Affichage électoral sur un véhicule : illicéité confirmée par le Conseil d’Etat ; appréciation des dangers (au pénal et en électoral) à moduler

La campagne électorale municipale de 2020 a donné lieu, plus que les précédentes si j’en juge par les assez nombreux cas qui sont remontés à notre cabinet, à l’usage de véhicules, en général des camionnettes, arborant des affiches électorales.

Voici quelques exemples, relatifs à divers partis politiques, et au sein desquels ne se trouve naturellement aucune illustration relative aux dossiers de nos clients :

 

Le plus surprenant aura été, à plusieurs reprises, le peu de crédit accordé à mes mises en garde, entre la fin de 2019 et juin 2020… relatives à l’illécéité du procédé dans les campagnes électorales pour les élections locales ! Il faut croire que le procédé est passé dans les moeurs, à l’américaine, au point que c’est le rappel au droit qui semble exotique.

 

Alors, à l’occasion d’un tout récent arrêt, faisons le point.

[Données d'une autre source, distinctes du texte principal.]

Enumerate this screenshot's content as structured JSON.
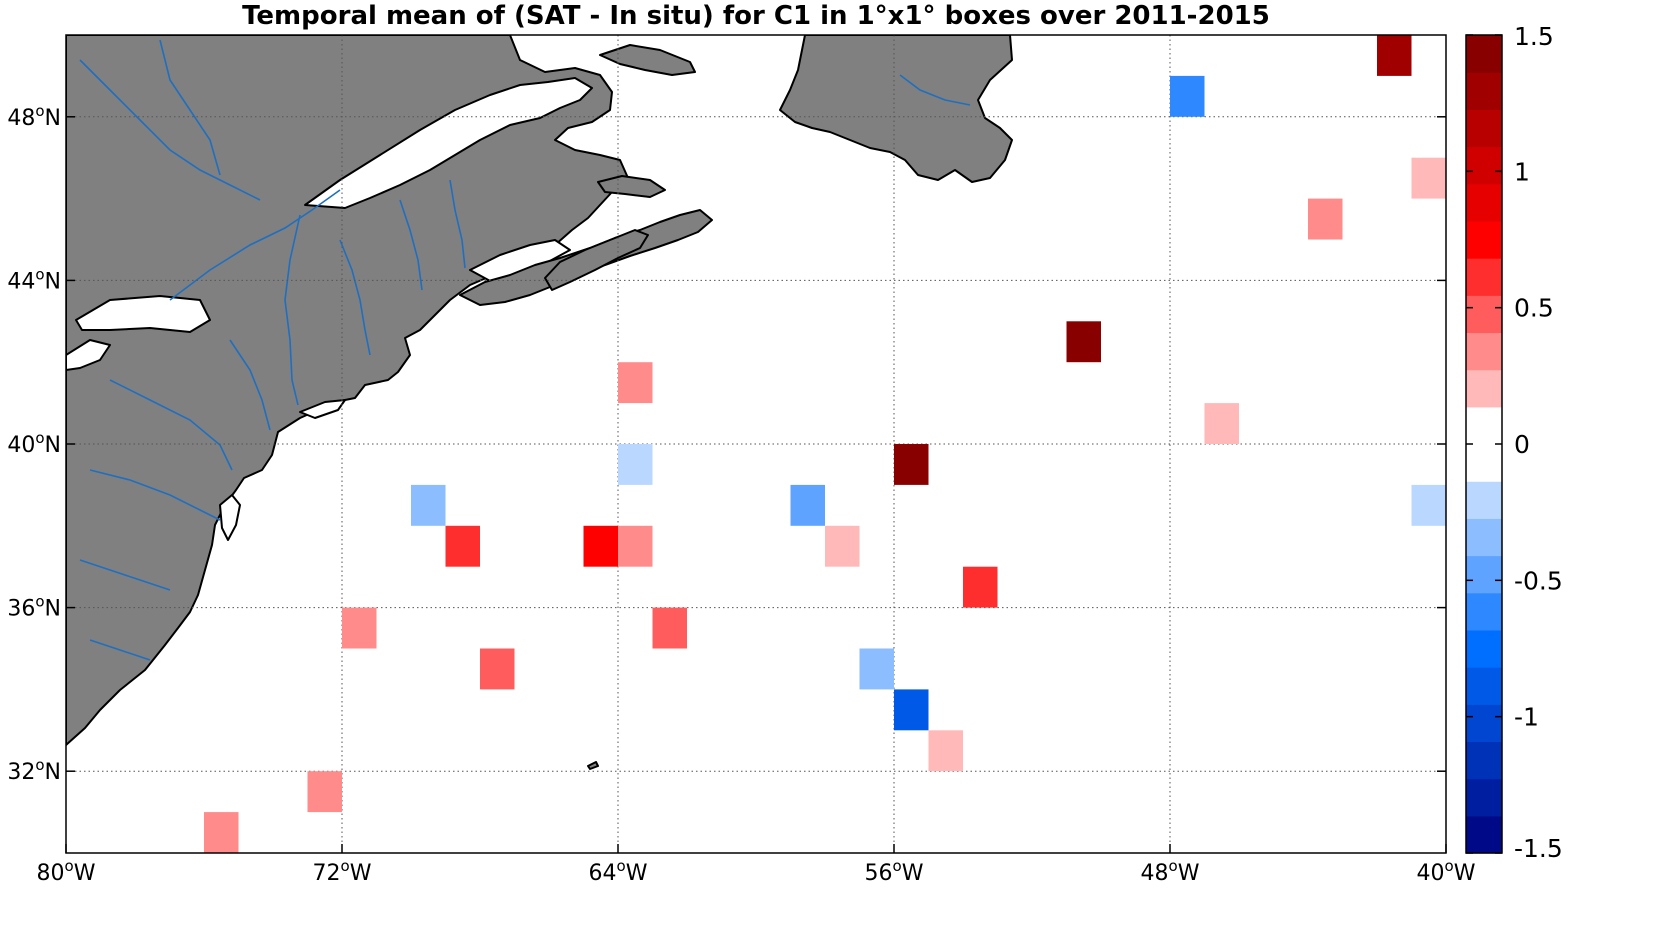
{
  "title": "Temporal mean of (SAT - In situ) for C1 in 1°x1° boxes over 2011-2015",
  "x_ticks": [
    {
      "lon": -80,
      "num": "80",
      "sup": "o",
      "hem": "W"
    },
    {
      "lon": -72,
      "num": "72",
      "sup": "o",
      "hem": "W"
    },
    {
      "lon": -64,
      "num": "64",
      "sup": "o",
      "hem": "W"
    },
    {
      "lon": -56,
      "num": "56",
      "sup": "o",
      "hem": "W"
    },
    {
      "lon": -48,
      "num": "48",
      "sup": "o",
      "hem": "W"
    },
    {
      "lon": -40,
      "num": "40",
      "sup": "o",
      "hem": "W"
    }
  ],
  "y_ticks": [
    {
      "lat": 32,
      "num": "32",
      "sup": "o",
      "hem": "N"
    },
    {
      "lat": 36,
      "num": "36",
      "sup": "o",
      "hem": "N"
    },
    {
      "lat": 40,
      "num": "40",
      "sup": "o",
      "hem": "N"
    },
    {
      "lat": 44,
      "num": "44",
      "sup": "o",
      "hem": "N"
    },
    {
      "lat": 48,
      "num": "48",
      "sup": "o",
      "hem": "N"
    }
  ],
  "colorbar": {
    "ticks": [
      "1.5",
      "1",
      "0.5",
      "0",
      "-0.5",
      "-1",
      "-1.5"
    ],
    "range": [
      -1.5,
      1.5
    ],
    "levels": 22
  },
  "colors": {
    "land": "#808080",
    "river": "#1f6fc0",
    "background": "#ffffff"
  },
  "chart_data": {
    "type": "heatmap",
    "title": "Temporal mean of (SAT - In situ) for C1 in 1°x1° boxes over 2011-2015",
    "xlabel": "",
    "ylabel": "",
    "xlim": [
      -80,
      -40
    ],
    "ylim": [
      30,
      50
    ],
    "clim": [
      -1.5,
      1.5
    ],
    "cells": [
      {
        "lon": -42,
        "lat": 49,
        "value": 1.25
      },
      {
        "lon": -48,
        "lat": 48,
        "value": -0.6
      },
      {
        "lon": -41,
        "lat": 46,
        "value": 0.2
      },
      {
        "lon": -44,
        "lat": 45,
        "value": 0.3
      },
      {
        "lon": -51,
        "lat": 42,
        "value": 1.5
      },
      {
        "lon": -64,
        "lat": 41,
        "value": 0.4
      },
      {
        "lon": -47,
        "lat": 40,
        "value": 0.2
      },
      {
        "lon": -64,
        "lat": 39,
        "value": -0.15
      },
      {
        "lon": -56,
        "lat": 39,
        "value": 1.45
      },
      {
        "lon": -70,
        "lat": 38,
        "value": -0.3
      },
      {
        "lon": -59,
        "lat": 38,
        "value": -0.5
      },
      {
        "lon": -41,
        "lat": 38,
        "value": -0.2
      },
      {
        "lon": -69,
        "lat": 37,
        "value": 0.55
      },
      {
        "lon": -65,
        "lat": 37,
        "value": 0.7
      },
      {
        "lon": -64,
        "lat": 37,
        "value": 0.4
      },
      {
        "lon": -58,
        "lat": 37,
        "value": 0.15
      },
      {
        "lon": -54,
        "lat": 36,
        "value": 0.55
      },
      {
        "lon": -72,
        "lat": 35,
        "value": 0.3
      },
      {
        "lon": -63,
        "lat": 35,
        "value": 0.45
      },
      {
        "lon": -68,
        "lat": 34,
        "value": 0.45
      },
      {
        "lon": -57,
        "lat": 34,
        "value": -0.3
      },
      {
        "lon": -56,
        "lat": 33,
        "value": -0.85
      },
      {
        "lon": -55,
        "lat": 32,
        "value": 0.15
      },
      {
        "lon": -73,
        "lat": 31,
        "value": 0.3
      },
      {
        "lon": -76,
        "lat": 30,
        "value": 0.3
      }
    ]
  }
}
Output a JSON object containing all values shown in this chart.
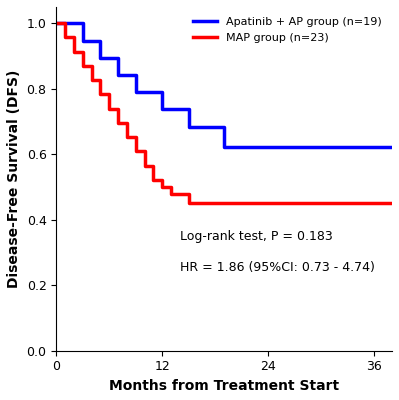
{
  "blue_times": [
    0,
    3,
    5,
    7,
    9,
    12,
    15,
    19,
    38
  ],
  "blue_surv": [
    1.0,
    0.947,
    0.895,
    0.842,
    0.789,
    0.737,
    0.684,
    0.621,
    0.621
  ],
  "red_times": [
    0,
    1,
    2,
    3,
    4,
    5,
    6,
    7,
    8,
    9,
    10,
    11,
    12,
    13,
    15,
    17,
    38
  ],
  "red_surv": [
    1.0,
    0.957,
    0.913,
    0.87,
    0.826,
    0.783,
    0.739,
    0.696,
    0.652,
    0.609,
    0.565,
    0.522,
    0.5,
    0.478,
    0.452,
    0.452,
    0.452
  ],
  "blue_color": "#0000FF",
  "red_color": "#FF0000",
  "blue_label": "Apatinib + AP group (n=19)",
  "red_label": "MAP group (n=23)",
  "xlabel": "Months from Treatment Start",
  "ylabel": "Disease-Free Survival (DFS)",
  "xlim": [
    0,
    38
  ],
  "ylim": [
    0.0,
    1.05
  ],
  "xticks": [
    0,
    12,
    24,
    36
  ],
  "yticks": [
    0.0,
    0.2,
    0.4,
    0.6,
    0.8,
    1.0
  ],
  "annotation_line1": "Log-rank test, P = 0.183",
  "annotation_line2": "HR = 1.86 (95%CI: 0.73 - 4.74)",
  "linewidth": 2.5,
  "figsize": [
    3.99,
    4.0
  ],
  "dpi": 100
}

Les articles L. 51 et L. 113-1 du Code électoral sont clairs pour sanctionner tout affichage en dehors des panneaux et le juge administratif a souvent statué pour dire que cela s’appliquait partout y compris sur tout autre type d’affichage (ce qui compte est qu’il y ait publicité électorale et non le support). Voir aussi CC, 14 décembre 2012, n° 2012-4628 AN…

Le juge pénal a donc censuré depuis longtemps l’usage d’affiches ou autre messages électoraux en dehors des espaces prévus à cet effet même s’il ne s’agit pas d’affiches à strictement parler (TGI Belley, 4 févr. 1965 : JCP G 1965, II, 14144 ; voir aussi TGI Carcassonne, 2 Novembre 1990, Numéro JurisData : 1990-603045).

Précisons que la jurisprudence électorale est elle ample à ce sujet mais tout dépend ensuite de l’écart de voix…

A noter : s’il s’agit d’un affichage électoral irrégulier, mais si le bénéficiaire de cet affichage électoral, mis en demeure de supprimer des affiches irrégulières, s’est exécuté dans le délai de 48 heures qui lui a été prescrit, celui-ci ne peut être pénalement mis en cause dans le cadre du code de l’environnement qui s’applique aux affichages et dont on pourrait prétendre qu’il s’applique aussi en un tel cas (C. env., art. L. 581-35, al. 2).

Le TA de Nantes (TA Nantes, 11 février 2021, n° 2006288) a confirmé que le procédé est illégal.

Mais en l’espèce, en dépit d’une différence de voix conséquente sans être énorme, et notamment en raison d’un message assez neutre, le juge a estimé que cela n’avait pas altéré la sincérité du scrutin dans la commune concernée.

Or, le 30 décembre 2021, ce jugement a été confirmé : LE PROCÉDÉ EST ILLÉGAL (mais en l’espèce le Conseil d’Etat confirme que cette illégalité — et les quelques autres soulevées — ne suffisait pas à changer la donne électorale) :

« 7. Enfin, s’il résulte de l’instruction que l’équipe de campagne de M. B… a fait circuler dans la commune de Fontenay-le-Comte, au cours de la campagne électorale, un véhicule recouvert d’adhésifs et d’affiches électorales, cet affichage sauvage, bien que contraire aux dispositions de l’article L. 51 du code électoral, n’a, compte tenu de l’écart de voix entre les listes pour l’attribution du dernier siège au conseil municipal et au conseil communautaire, pas été de nature à fausser la sincérité du scrutin. »

Source : CE, 30 décembre 2021, n° 450527

CONCLUSIONS :

  • OUI c’est une infraction pénale, mais plutôt assez rarement sanctionnée … et surtout non sanctionnable pour qui régularise sa situation à la première remarque (mais avec un petit débat sur l’application de ce régime d’exclusion de sanction pour ce type d’affichage précis)
  • OUI c’est illicite et considéré comme tel en contentieux électoral mais comme toujours il faut alors prendre en compte le message diffusé, d’une part, et l’écart de voix, d’autre part.